“I am a good man in a crisis,” Prime Minister Malcolm Turnbull has declared, uttering the word politicians usually try to avoid.
He was defending himself after Today Show host Karl Stefanovic accused him of ‘waffling’ during a morning television interview that infuriated the Prime Minister.
After being goaded during the interview, Mr Turnbull took the bait and accused the Channel Nine host of being patronising.
As the citizenship crisis drags on, Mr Turnbull has accused Bill Shorten of exploiting the issue for political gain.
A meeting between the two leaders ended Wednesday without agreement on how to ensure that all members of parliament are eligible under the constitution.
Anyone a body language expert? pic.twitter.com/v7KRKJG4lB
— Charles Croucher (@ccroucher9) November 8, 2017
Yesterday Mr Turnbull described it as a constructive meeting.

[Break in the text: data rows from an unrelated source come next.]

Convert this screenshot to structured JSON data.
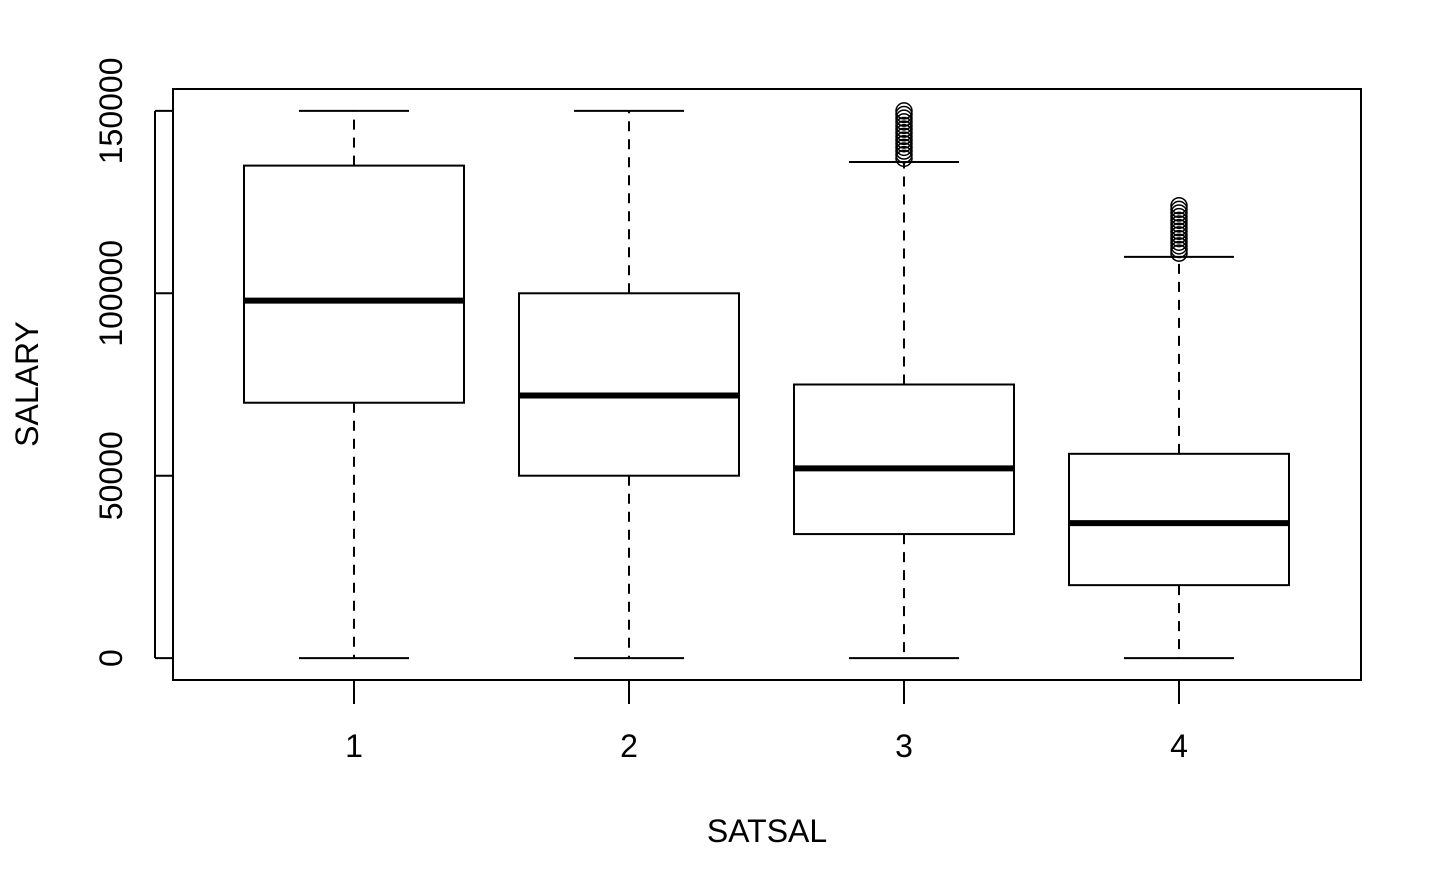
{
  "chart_data": {
    "type": "box",
    "xlabel": "SATSAL",
    "ylabel": "SALARY",
    "categories": [
      "1",
      "2",
      "3",
      "4"
    ],
    "ylim": [
      -6000,
      156000
    ],
    "yticks": [
      0,
      50000,
      100000,
      150000
    ],
    "ytick_labels": [
      "0",
      "50000",
      "100000",
      "150000"
    ],
    "grid": false,
    "boxes": [
      {
        "category": "1",
        "whisker_low": 0,
        "q1": 70000,
        "median": 98000,
        "q3": 135000,
        "whisker_high": 150000,
        "outliers": []
      },
      {
        "category": "2",
        "whisker_low": 0,
        "q1": 50000,
        "median": 72000,
        "q3": 100000,
        "whisker_high": 150000,
        "outliers": []
      },
      {
        "category": "3",
        "whisker_low": 0,
        "q1": 34000,
        "median": 52000,
        "q3": 75000,
        "whisker_high": 136000,
        "outliers": [
          137000,
          138000,
          139000,
          140000,
          141000,
          142000,
          143000,
          144000,
          145000,
          146000,
          147000,
          148000,
          149000,
          150000
        ]
      },
      {
        "category": "4",
        "whisker_low": 0,
        "q1": 20000,
        "median": 37000,
        "q3": 56000,
        "whisker_high": 110000,
        "outliers": [
          111000,
          112000,
          113000,
          114000,
          115000,
          116000,
          117000,
          118000,
          119000,
          120000,
          121000,
          122000,
          123000,
          124000
        ]
      }
    ]
  }
}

“I make no criticism of Mr Shorten whatsoever in this regard, he wants to get further advice and consult with others,” he said.

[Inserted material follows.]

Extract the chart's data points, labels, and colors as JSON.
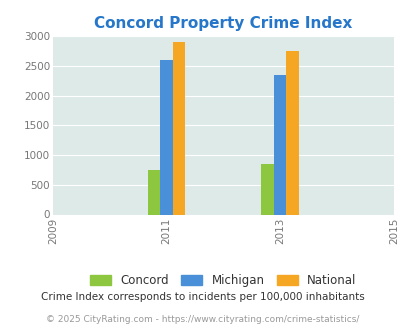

But today he changed that view and accused Mr Shorten of not being “fair dinkum”.
“He wants to exploit this issue, he wants to prolong it, he doesn’t want to resolve it,” Mr Turnbull told Channel Seven. “He certainly didn’t come to sort it out.”
He added later, in the Channel Nine interview: “I sat there with my iPad for two hours with him and I could not get him to specify what changes he wanted.
“He said he had to get more advice, he had to consult someone.
“I thought he was the Leader of the Opposition.”
PM’s behaviour shows he is desperate, Labor says
Labor’s Senate leader Penny Wong said Mr Turnbull was being petulant.
“I think he is demonstrating that he is simply diminished and desperate,” Senator Wong said.
She said Labor had been clear about the changes it wanted to Mr Turnbull’s proposal on citizenship.
The Opposition wants the matter sorted out by December 1, not later in the month.
And she said it should be widened so that politicians had to give more details about their ancestors to ensure there was enough information to tell if they were eligible.
PM asked if Government can survive citizenship saga
Mr Turnbull leaves Australia today for a series of international meetings, including one with US President Donald Trump.
In the antagonistic pre-departure interview, Stefanovic said Mr Turbull was bogged down in detail and questioned whether his Government would survive.
“I can assure you that is what I am doing, I am going to APEC today,” the Prime Minister said.
“Everyone else gets frenzied particularly in the media. I am very calm.”
Stefanovic pushed again: “The perception is you are supposed to be running the country but you can’t even run your own party.”
“Karl, that is nonsense,” Mr Turnbull shot back.
“Look at all the big issues we have dealt with recently, you know the same-sex marriage postal survey … the National Energy Guarantee that’s got overwhelming support in our party.”